The biggest threat to reefs in our lifetime

Without coralline algae - which is extremely susceptible to ocean acidification - tropical reefs as we know them would not exist. Photo: Flickr/Derek Keats
Without coralline algae – which is extremely susceptible to ocean acidification – tropical reefs as we know them would not exist. Photo: Flickr/Derek Keats

Ocean acidification is the biggest problem for coralline algae when assessed against all others. Now is the time for COP26 leaders to be courageous on the issue, argues Dr Christopher Cornwall.

Comment: With dire predictions of the impacts of climate change on humankind and Earth’s atmosphere, it’s easy to overlook what it means for our oceans.

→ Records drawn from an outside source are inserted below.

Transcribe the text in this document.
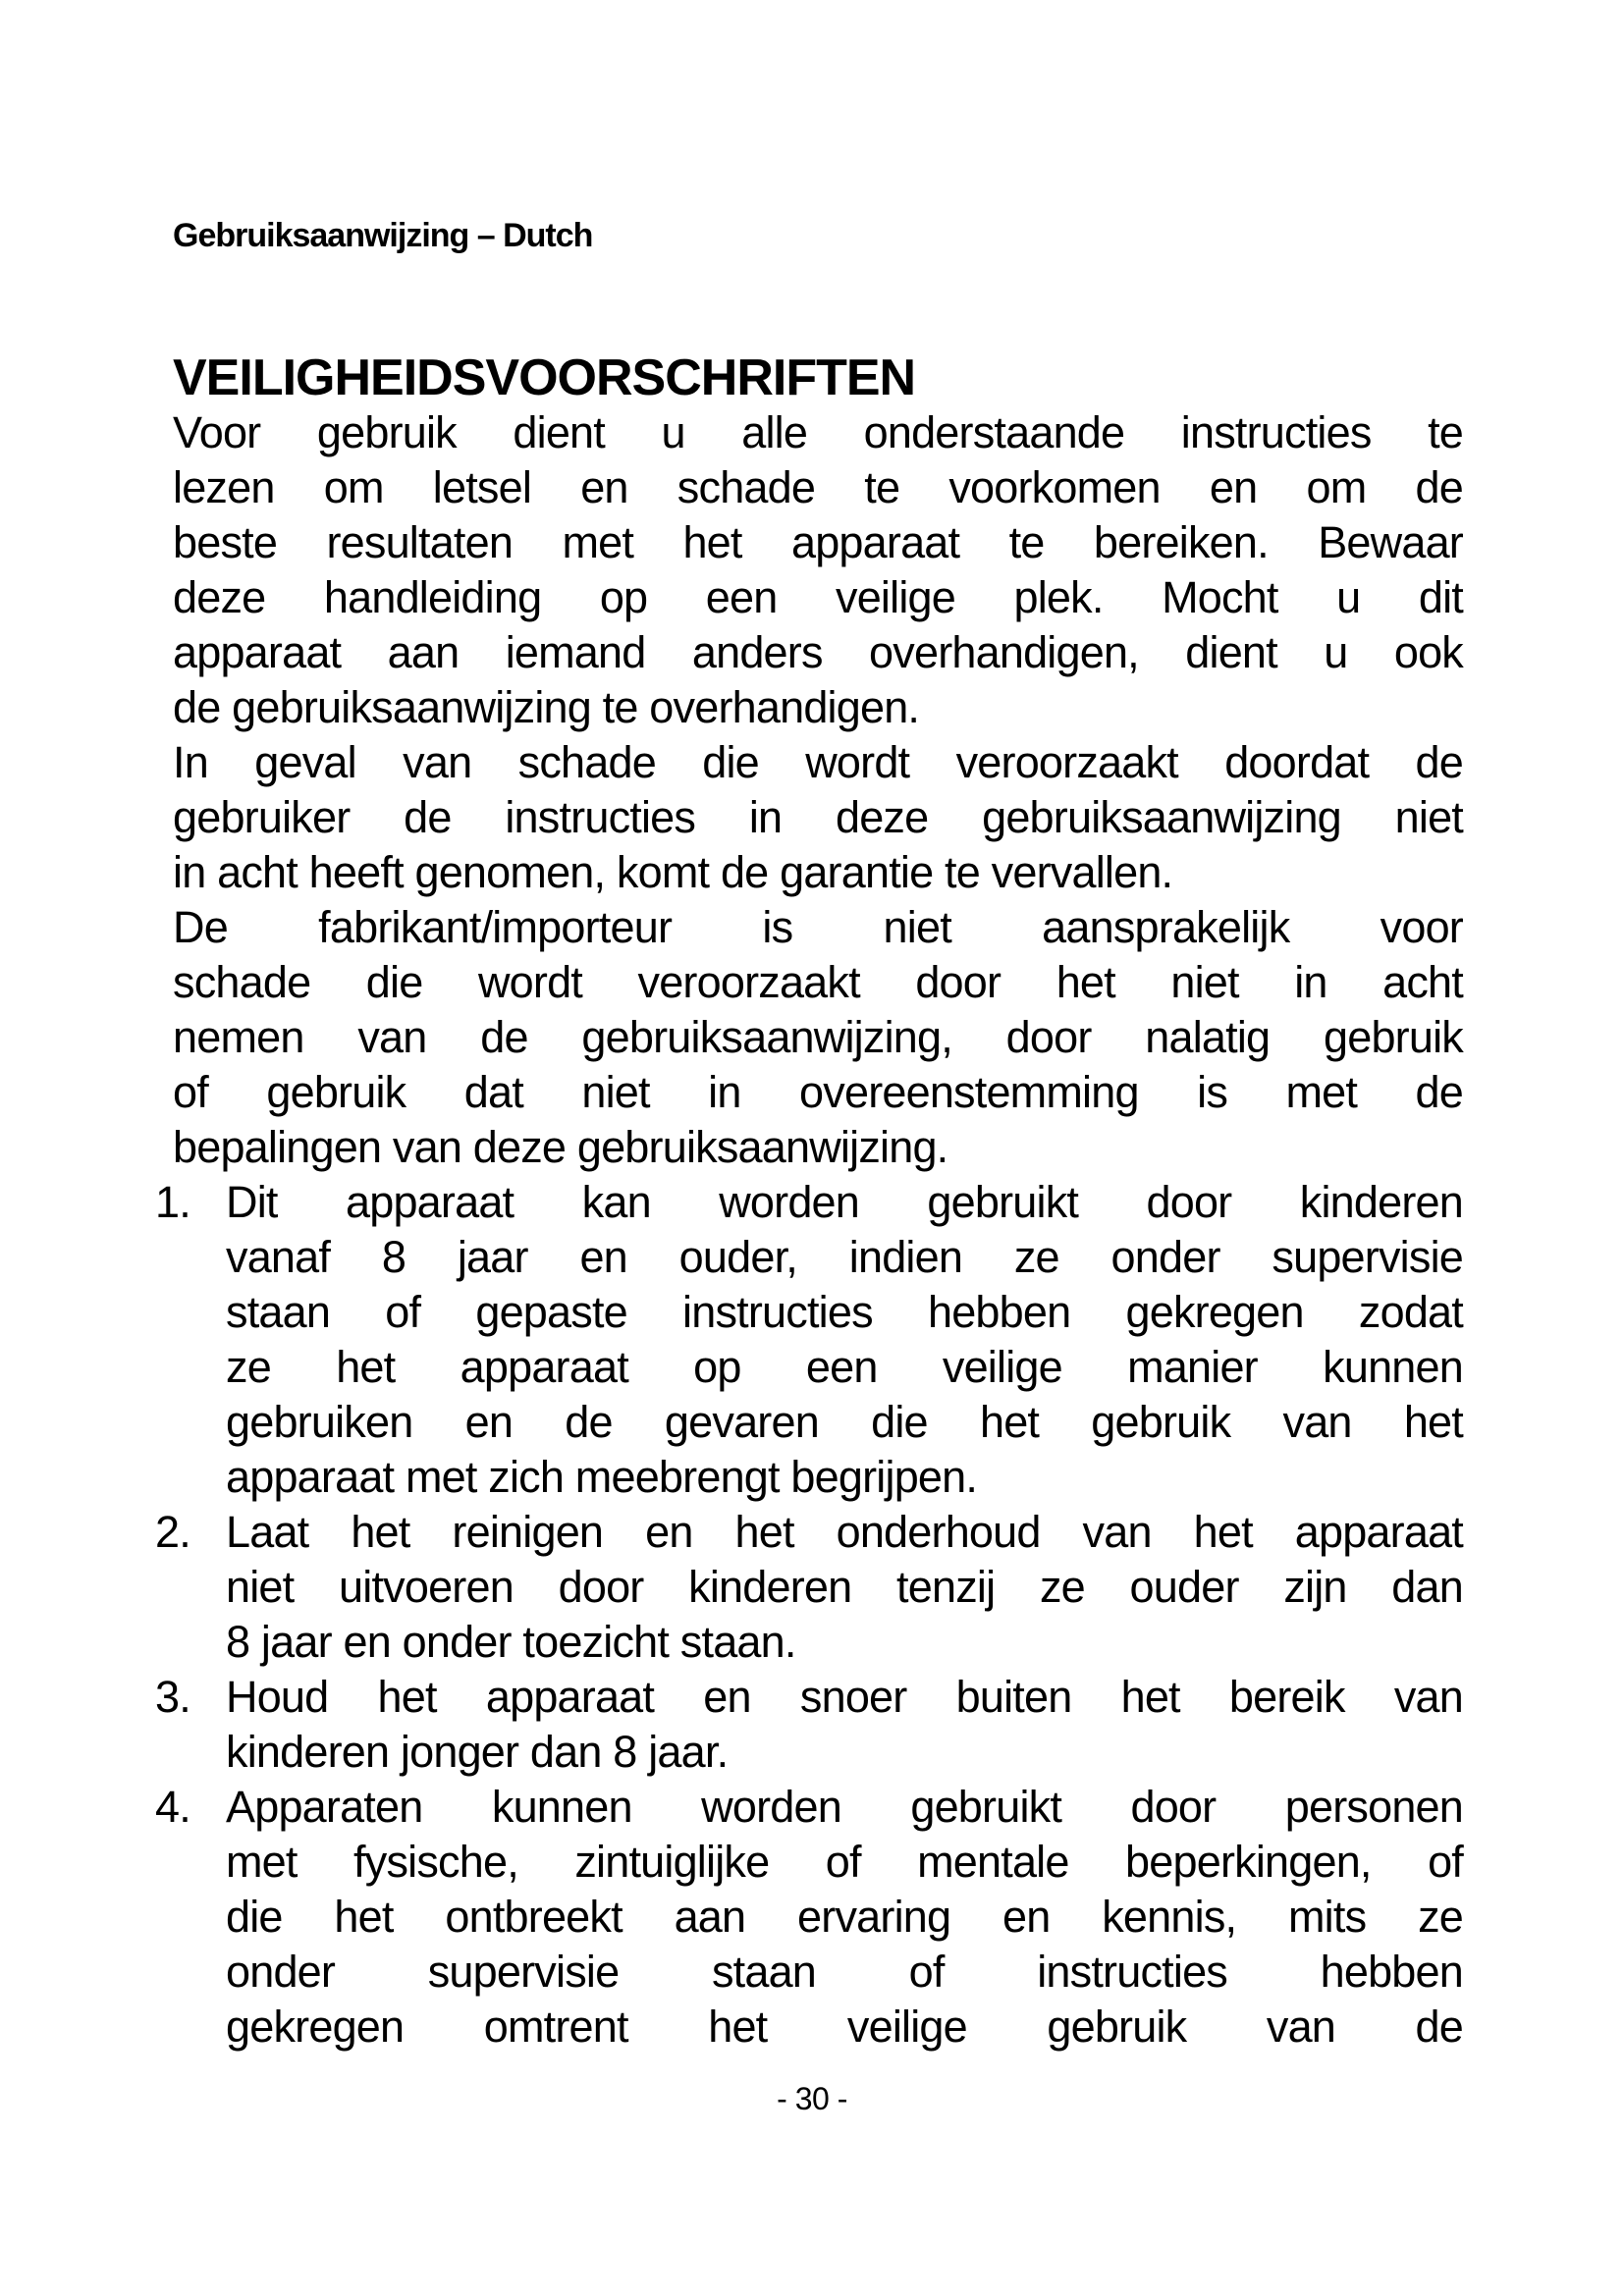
Gebruiksaanwijzing – Dutch
VEILIGHEIDSVOORSCHRIFTEN
Voor gebruik dient u alle onderstaande instructies te
lezen om letsel en schade te voorkomen en om de
beste resultaten met het apparaat te bereiken. Bewaar
deze handleiding op een veilige plek. Mocht u dit
apparaat aan iemand anders overhandigen, dient u ook
de gebruiksaanwijzing te overhandigen.
In geval van schade die wordt veroorzaakt doordat de
gebruiker de instructies in deze gebruiksaanwijzing niet
in acht heeft genomen, komt de garantie te vervallen.
De fabrikant/importeur is niet aansprakelijk voor
schade die wordt veroorzaakt door het niet in acht
nemen van de gebruiksaanwijzing, door nalatig gebruik
of gebruik dat niet in overeenstemming is met de
bepalingen van deze gebruiksaanwijzing.
1. Dit apparaat kan worden gebruikt door kinderen
vanaf 8 jaar en ouder, indien ze onder supervisie
staan of gepaste instructies hebben gekregen zodat
ze het apparaat op een veilige manier kunnen
gebruiken en de gevaren die het gebruik van het
apparaat met zich meebrengt begrijpen.
2. Laat het reinigen en het onderhoud van het apparaat
niet uitvoeren door kinderen tenzij ze ouder zijn dan
8 jaar en onder toezicht staan.
3. Houd het apparaat en snoer buiten het bereik van
kinderen jonger dan 8 jaar.
4. Apparaten kunnen worden gebruikt door personen
met fysische, zintuiglijke of mentale beperkingen, of
die het ontbreekt aan ervaring en kennis, mits ze
onder supervisie staan of instructies hebben
gekregen omtrent het veilige gebruik van de
- 30 -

It’s not just the atmosphere that is becoming hotter. Oceans are experiencing warmer temperatures and becoming increasingly acidic, due to the absorption by the world’s surface seawater of anthropogenically generated carbon dioxide.

This in turn has a major impact on marine species which depend on our temperate and tropical reefs to survive.

Recently-published research carried out with colleagues around the world shows that ocean acidification is the most important environmental stressor and biggest problem for coralline algae when assessed against all others.

Only by reducing our emissions to keep atmospheric CO2 concentrations below 450 parts per million will these iconic coralline algal systems retain their diversity and function.

These coralline algae provide the backbone to coastal ecosystems from the tropics to the poles. They both cement together and form their own reefs in many tropical locations.

However, coralline algae are extremely susceptible to ocean acidification. Increasing carbon dioxide concentrations cause a complicated series of chemical consequences in seawater. Overall, ocean acidification makes it harder for many marine species to grow and build their skeletons of calcium carbonate.

Early studies found that ocean acidification would have dire consequences for coralline algae. However, the field of ocean-acidification science was then rocked with discussions that effects on other taxa (i.e. fish) were less than originally proposed, and that those early studies represented more dramatic effects than would actually occur in the future.

But in our latest study in Global Change Biology, we properly quantify the effects of ocean acidification across all previous studies using a meta-analysis approach for the first time, standardising the responses of all previous experiments on the topic to assess overall effects.

We found that ocean acidification has large impacts on coralline algal calcification, abundance and recruitment in the field, partially corroborating the early finds that ocean acidification would badly impact this taxa.

However, we also discovered some inconsistencies – namely that ocean acidification does not cause bleaching in coralline algae (in the way thermal stress does for corals, for example), nor consistent changes in their ability to photosynthesise.

We found that ocean acidification will have large ramifications for these important species that span all examined ocean basins, climates and across most orders and families of coralline algae.

More intense ocean acidification, predicted under higher emissions scenarios, will result in much greater chances that coralline algae will cease to provide their important ecosystem services of reef accretion/building and settlement substrate provision.

When assessed against all other environmental drivers (such as ocean warming and light), ocean acidification had larger effects more often than the other environmental variables.

Our only chance to keep these crucial species and the reefs they support is to now limit our carbon dioxide emissions globally.

World leaders have been converging on COP26 in Glasgow to discuss implementing reduced carbon dioxide emissions. Now is the time for these leaders to be courageous and not bow to the peer pressure of those seeking short-term economic gains in utilising fossil fuels.